Hanson, a graduate from the University of Michigan, founded Ambiq Micro Inc. (Austin, Texas) back in 2010 on the simple premise that as power consumption scales with the square of voltage: the lower the operational voltage, the lower the power consumption of any given circuit.
So here is a little background: conventionally MOS transistors are designed to operate in the strong inversion zone where voltage and current scale linearly. This allows transistors to switch faster but it is possible to take transistor operation close to and even below the threshold voltage. So, for manufacturing processes at around 40nm or 28nm this would mean operating circuits at around 0.3V to 0.5V rather than the conventional case of 1.0V or more.
But this simple idea is not so simple to implement because different types of circuit are more or less tolerant of voltage scaling and may need significant modification. Also, the digital circuit clock frequency must be scaled back with voltage, which reduces the peak performance. But, generally, for energy efficiency sub- or near-threshold operation has been recognized to be good thing and Ambiq was one of a few companies that started to consider it in the early part of the previous decade.

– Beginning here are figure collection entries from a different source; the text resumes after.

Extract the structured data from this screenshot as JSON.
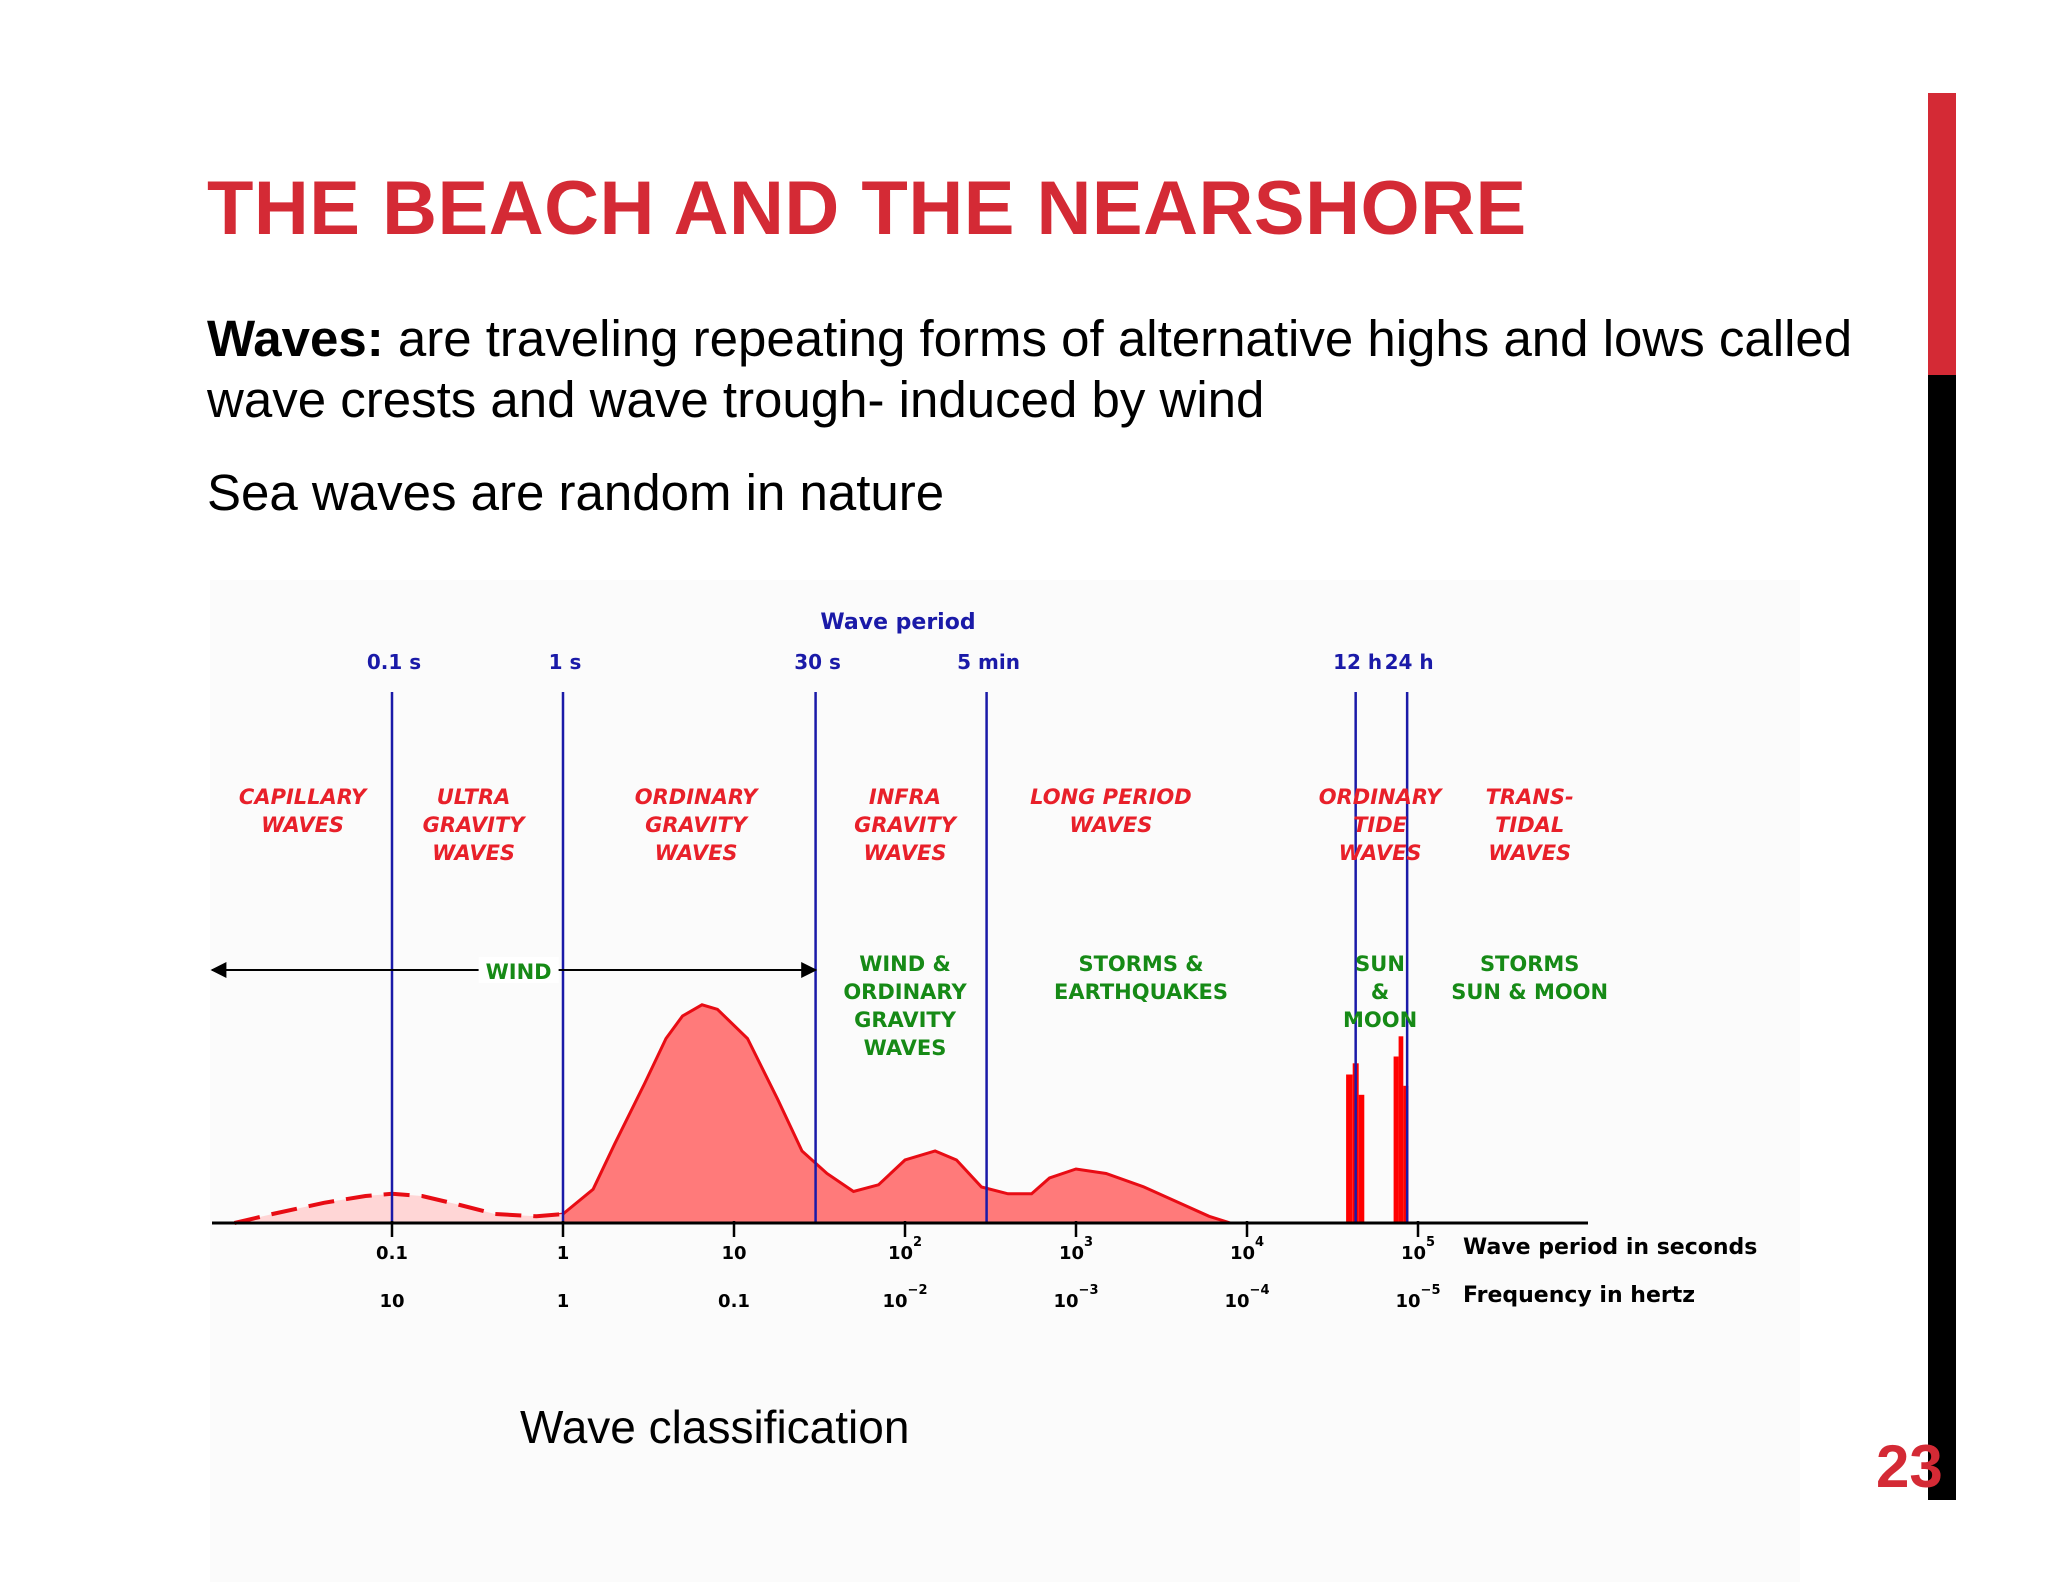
{
  "slide": {
    "title": "THE BEACH AND THE NEARSHORE",
    "definition_term": "Waves:",
    "definition_text": " are traveling repeating forms of alternative highs and lows called wave crests and wave trough- induced by wind",
    "note": "Sea waves are random in nature",
    "caption": "Wave classification",
    "page_number": "23",
    "accent_color": "#d42a35"
  },
  "chart_data": {
    "type": "area",
    "title": "Wave period",
    "x_scale": "log",
    "x_unit": "seconds",
    "xlim": [
      0.01,
      400000
    ],
    "period_markers": [
      {
        "label": "0.1 s",
        "seconds": 0.1
      },
      {
        "label": "1 s",
        "seconds": 1
      },
      {
        "label": "30 s",
        "seconds": 30
      },
      {
        "label": "5 min",
        "seconds": 300
      },
      {
        "label": "12 h",
        "seconds": 43200
      },
      {
        "label": "24 h",
        "seconds": 86400
      }
    ],
    "axis_rows": [
      {
        "name": "Wave period in seconds",
        "ticks": [
          {
            "seconds": 0.1,
            "base": "0.1",
            "exp": ""
          },
          {
            "seconds": 1,
            "base": "1",
            "exp": ""
          },
          {
            "seconds": 10,
            "base": "10",
            "exp": ""
          },
          {
            "seconds": 100,
            "base": "10",
            "exp": "2"
          },
          {
            "seconds": 1000,
            "base": "10",
            "exp": "3"
          },
          {
            "seconds": 10000,
            "base": "10",
            "exp": "4"
          },
          {
            "seconds": 100000,
            "base": "10",
            "exp": "5"
          }
        ]
      },
      {
        "name": "Frequency in hertz",
        "ticks": [
          {
            "seconds": 0.1,
            "base": "10",
            "exp": ""
          },
          {
            "seconds": 1,
            "base": "1",
            "exp": ""
          },
          {
            "seconds": 10,
            "base": "0.1",
            "exp": ""
          },
          {
            "seconds": 100,
            "base": "10",
            "exp": "−2"
          },
          {
            "seconds": 1000,
            "base": "10",
            "exp": "−3"
          },
          {
            "seconds": 10000,
            "base": "10",
            "exp": "−4"
          },
          {
            "seconds": 100000,
            "base": "10",
            "exp": "−5"
          }
        ]
      }
    ],
    "wave_types": [
      {
        "lines": [
          "CAPILLARY",
          "WAVES"
        ],
        "center_seconds": 0.03
      },
      {
        "lines": [
          "ULTRA",
          "GRAVITY",
          "WAVES"
        ],
        "center_seconds": 0.3
      },
      {
        "lines": [
          "ORDINARY",
          "GRAVITY",
          "WAVES"
        ],
        "center_seconds": 6
      },
      {
        "lines": [
          "INFRA",
          "GRAVITY",
          "WAVES"
        ],
        "center_seconds": 100
      },
      {
        "lines": [
          "LONG PERIOD",
          "WAVES"
        ],
        "center_seconds": 1600
      },
      {
        "lines": [
          "ORDINARY",
          "TIDE",
          "WAVES"
        ],
        "center_seconds": 60000
      },
      {
        "lines": [
          "TRANS-",
          "TIDAL",
          "WAVES"
        ],
        "center_seconds": 450000
      }
    ],
    "forcings": [
      {
        "lines": [
          "WIND"
        ],
        "center_seconds": 0.55,
        "arrow": {
          "from_seconds": 0.001,
          "to_seconds": 30
        }
      },
      {
        "lines": [
          "WIND &",
          "ORDINARY",
          "GRAVITY",
          "WAVES"
        ],
        "center_seconds": 100
      },
      {
        "lines": [
          "STORMS &",
          "EARTHQUAKES"
        ],
        "center_seconds": 2400
      },
      {
        "lines": [
          "SUN",
          "&",
          "MOON"
        ],
        "center_seconds": 60000
      },
      {
        "lines": [
          "STORMS",
          "SUN & MOON"
        ],
        "center_seconds": 450000
      }
    ],
    "energy_curve": {
      "y_unit": "relative energy",
      "solid_points": [
        [
          0.7,
          0.02
        ],
        [
          1.0,
          0.04
        ],
        [
          1.5,
          0.15
        ],
        [
          2,
          0.35
        ],
        [
          3,
          0.62
        ],
        [
          4,
          0.82
        ],
        [
          5,
          0.92
        ],
        [
          6.5,
          0.97
        ],
        [
          8,
          0.95
        ],
        [
          12,
          0.82
        ],
        [
          18,
          0.55
        ],
        [
          25,
          0.32
        ],
        [
          35,
          0.22
        ],
        [
          50,
          0.14
        ],
        [
          70,
          0.17
        ],
        [
          100,
          0.28
        ],
        [
          150,
          0.32
        ],
        [
          200,
          0.28
        ],
        [
          280,
          0.16
        ],
        [
          400,
          0.13
        ],
        [
          550,
          0.13
        ],
        [
          700,
          0.2
        ],
        [
          1000,
          0.24
        ],
        [
          1500,
          0.22
        ],
        [
          2500,
          0.16
        ],
        [
          4000,
          0.09
        ],
        [
          6000,
          0.03
        ],
        [
          8000,
          0.0
        ]
      ],
      "dashed_points": [
        [
          0.012,
          0.0
        ],
        [
          0.02,
          0.04
        ],
        [
          0.04,
          0.09
        ],
        [
          0.07,
          0.12
        ],
        [
          0.1,
          0.13
        ],
        [
          0.15,
          0.12
        ],
        [
          0.25,
          0.08
        ],
        [
          0.4,
          0.04
        ],
        [
          0.7,
          0.03
        ],
        [
          1.0,
          0.04
        ]
      ],
      "tide_bars": [
        {
          "from_seconds": 38000,
          "to_seconds": 41500,
          "level": 0.66
        },
        {
          "from_seconds": 41500,
          "to_seconds": 45000,
          "level": 0.71
        },
        {
          "from_seconds": 45000,
          "to_seconds": 48500,
          "level": 0.57
        },
        {
          "from_seconds": 72000,
          "to_seconds": 77000,
          "level": 0.74
        },
        {
          "from_seconds": 77000,
          "to_seconds": 82000,
          "level": 0.83
        },
        {
          "from_seconds": 82000,
          "to_seconds": 88000,
          "level": 0.61
        }
      ]
    },
    "colors": {
      "markers": "#1a1aa8",
      "wave_type_text": "#e8202a",
      "forcing_text": "#168a16",
      "fill": "#ff7a7a",
      "stroke": "#e80c14",
      "bars": "#ff0000",
      "axis": "#000000"
    }
  }
}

We asked Hanson, if sub-threshold operation is a good idea, why is it still an outlier activity and most MCUs sold operate at higher voltages with inferior power efficiency.
"Most of our competition would rather have the foundry solve their problems for them," said Hanson. While it is the case that foundries have been characterizing manufacturing processes for lower voltages than they conventionally did, they are not going sub- or even near-threshold because they want to offer a relatively unified support in terms of foundational intellectual property cores.